The restrictions on events commemorating the day the Lausanne Treaty was signed came as Istanbul’s Hagia Sophia opened for Muslim prayers. Turkish President Recep Tayyip Erdoğan on July 10 ordered the Hagia Sophia open to Muslim worship after Turkey's highest administrative court ruled that Atatürk’s decree to repurpose the Ottoman-era mosque into a museum was illegal.
Representatives from the Kemalist Thought Association (ADD), the Association for Supporting Contemporary Life (ÇYDD), as well as various other NGOs and bar associations were slated to visit Anıtkabir, Atatürk’s final resting place, but found the site barricaded off by Ankara police on grounds of disinfecting the site against Turkey’s COVID-19 epidemic, said Haber 3 reported.
"It has become a crime to speak of Atatürk, the Republic and Lausanne to defend the foundations of the Republic of Turkey. We are barred from entering Anıtkabir,” the news website quoted ADD chairman Hüseyin Emre Altınışık as saying.
“We cannot accept this. Until we are allowed inside, we will wait here and continue our struggle. Today, Hagia Sophia is free, Anıtkabir is banned."
Turks on social media slated the government for the Anıtkabir’s closure. One Twitter user wondered why Turkey’s main opposition Republican People’s Party (CHP) did not comment on the matter.
“There is even better opposition in primary school election,” he said.

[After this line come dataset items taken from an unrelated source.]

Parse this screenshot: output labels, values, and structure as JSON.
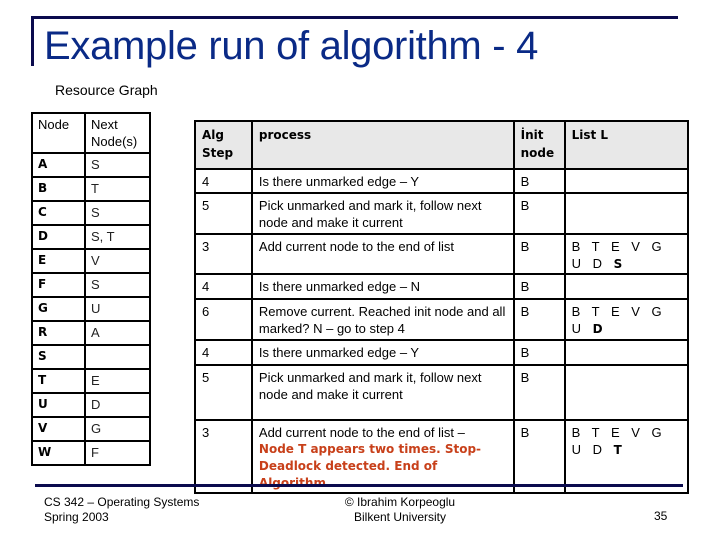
{
  "slide": {
    "title": "Example run of algorithm - 4",
    "subtitle": "Resource Graph"
  },
  "resource_graph": {
    "headers": {
      "node": "Node",
      "next": "Next Node(s)"
    },
    "rows": [
      {
        "node": "A",
        "next": "S"
      },
      {
        "node": "B",
        "next": "T"
      },
      {
        "node": "C",
        "next": "S"
      },
      {
        "node": "D",
        "next": "S, T"
      },
      {
        "node": "E",
        "next": "V"
      },
      {
        "node": "F",
        "next": "S"
      },
      {
        "node": "G",
        "next": "U"
      },
      {
        "node": "R",
        "next": "A"
      },
      {
        "node": "S",
        "next": ""
      },
      {
        "node": "T",
        "next": "E"
      },
      {
        "node": "U",
        "next": "D"
      },
      {
        "node": "V",
        "next": "G"
      },
      {
        "node": "W",
        "next": "F"
      }
    ]
  },
  "algorithm_table": {
    "headers": {
      "step": "Alg Step",
      "process": "process",
      "init": "İnit node",
      "list": "List L"
    },
    "rows": [
      {
        "step": "4",
        "process": "Is there  unmarked edge – Y",
        "alert": "",
        "init": "B",
        "list_prefix": "",
        "list_bold": ""
      },
      {
        "step": "5",
        "process": "Pick unmarked and mark it, follow next node and make it current",
        "alert": "",
        "init": "B",
        "list_prefix": "",
        "list_bold": ""
      },
      {
        "step": "3",
        "process": "Add current node to the end of  list",
        "alert": "",
        "init": "B",
        "list_prefix": "B T E V G U D ",
        "list_bold": "S"
      },
      {
        "step": "4",
        "process": "Is there  unmarked edge – N",
        "alert": "",
        "init": "B",
        "list_prefix": "",
        "list_bold": ""
      },
      {
        "step": "6",
        "process": "Remove current. Reached init node and all marked? N – go to step 4",
        "alert": "",
        "init": "B",
        "list_prefix": "B T E V G U ",
        "list_bold": "D"
      },
      {
        "step": "4",
        "process": "Is there  unmarked edge – Y",
        "alert": "",
        "init": "B",
        "list_prefix": "",
        "list_bold": ""
      },
      {
        "step": "5",
        "process": "Pick unmarked and mark it, follow next node and make it current",
        "alert": "",
        "init": "B",
        "list_prefix": "",
        "list_bold": ""
      },
      {
        "step": "3",
        "process": "Add current node to the end of  list –",
        "alert": "Node T appears two times. Stop-Deadlock detected. End of Algorithm",
        "init": "B",
        "list_prefix": "B T E V G U D ",
        "list_bold": "T"
      }
    ]
  },
  "footer": {
    "course": "CS 342 – Operating Systems",
    "term": "Spring 2003",
    "author": "© Ibrahim Korpeoglu",
    "institution": "Bilkent University",
    "page_number": "35"
  },
  "colors": {
    "title": "#0a2a86",
    "frame": "#0b0b4e",
    "alert": "#c8401a",
    "header_bg": "#e8e8e8"
  }
}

Atatürk’e hakaret ederler; Lozan’ın yıl dönümünde Ayasofya’yı açar, canı ister Anıtkabir’i kapatırlar. Orta yolcu, ılıman, şovmen CHP’liler de anca Sultanahmet’te kuyruğa girer. İlkokul sınıf başkanı seçimlerinde bile daha iyi muhalefet vardır.— Kamer Berzah Özlü (@berzahozlu) July 24, 2020
Another user tweeted: “Whose idea do you think it is to arrange a mass prayer at the Hagia Sophia, as if in a counter-revolution, and close Anıtkabir because they are ‘disinfecting’ it?”
Türkiye Cumhuriyet’in tapusu Lozan Barış Antlaşması’nın yıldönümünde #AyasofyaCamii’nde karşı devrim havasında toplu namaz planlayıp, Anıtkabir'i de "dezenfekte" ediyoruz diye kapamak sizce kimin fikri? #Lozan97Yaşında #LozanTürkiyeninTapusudur #LozanBarışAntlaşması #ANITKABİR pic.twitter.com/mTNKGTuBdj— Yakamoz (@Berfinim_Deniz) July 24, 2020
Throughout his tenure as Turkey’s head of state, Erdoğan and his ruling Justice and Development Party have systematically chipped away at Turkey’s secular foundation by pressing a more Islamist-oriented agenda. The Hagia Sophia’s conversion – a long-standing demand by Turkey’s Islamists – was seen as another step toward the president’s lifelong political goal.
Earlier on Friday, Altınışık said non-government organisations had intended to lay wreaths at Atatürk monuments in Turkey’s 81 provinces but were notified of a ban for such gatherings by provincial and district governors via telephone, according to ABC newspaper.
"There is no official writing, there is only telephone. Our branches wanted to know the rationale for this ban, but they just said, ‘We got instructions by phone’,” Altınışık said. “All our branches had made their applications to their respective provincial and district governors 10 days ago.”
The Treaty of Lausanne was signed in 1923 to officially settle the conflict stemmed from World War I between the Ottoman Empire and Allied countries. The peace agreement defined the borders of the modern Turkish Republic.
Izmir’s Metropolitan Municipality said it would continue on with a series of events to mark the Lausanne Treaty anniversary, which was expected include film screenings, exhibitions, presentations and music performances, starting at 17:00 local time, according to ABC.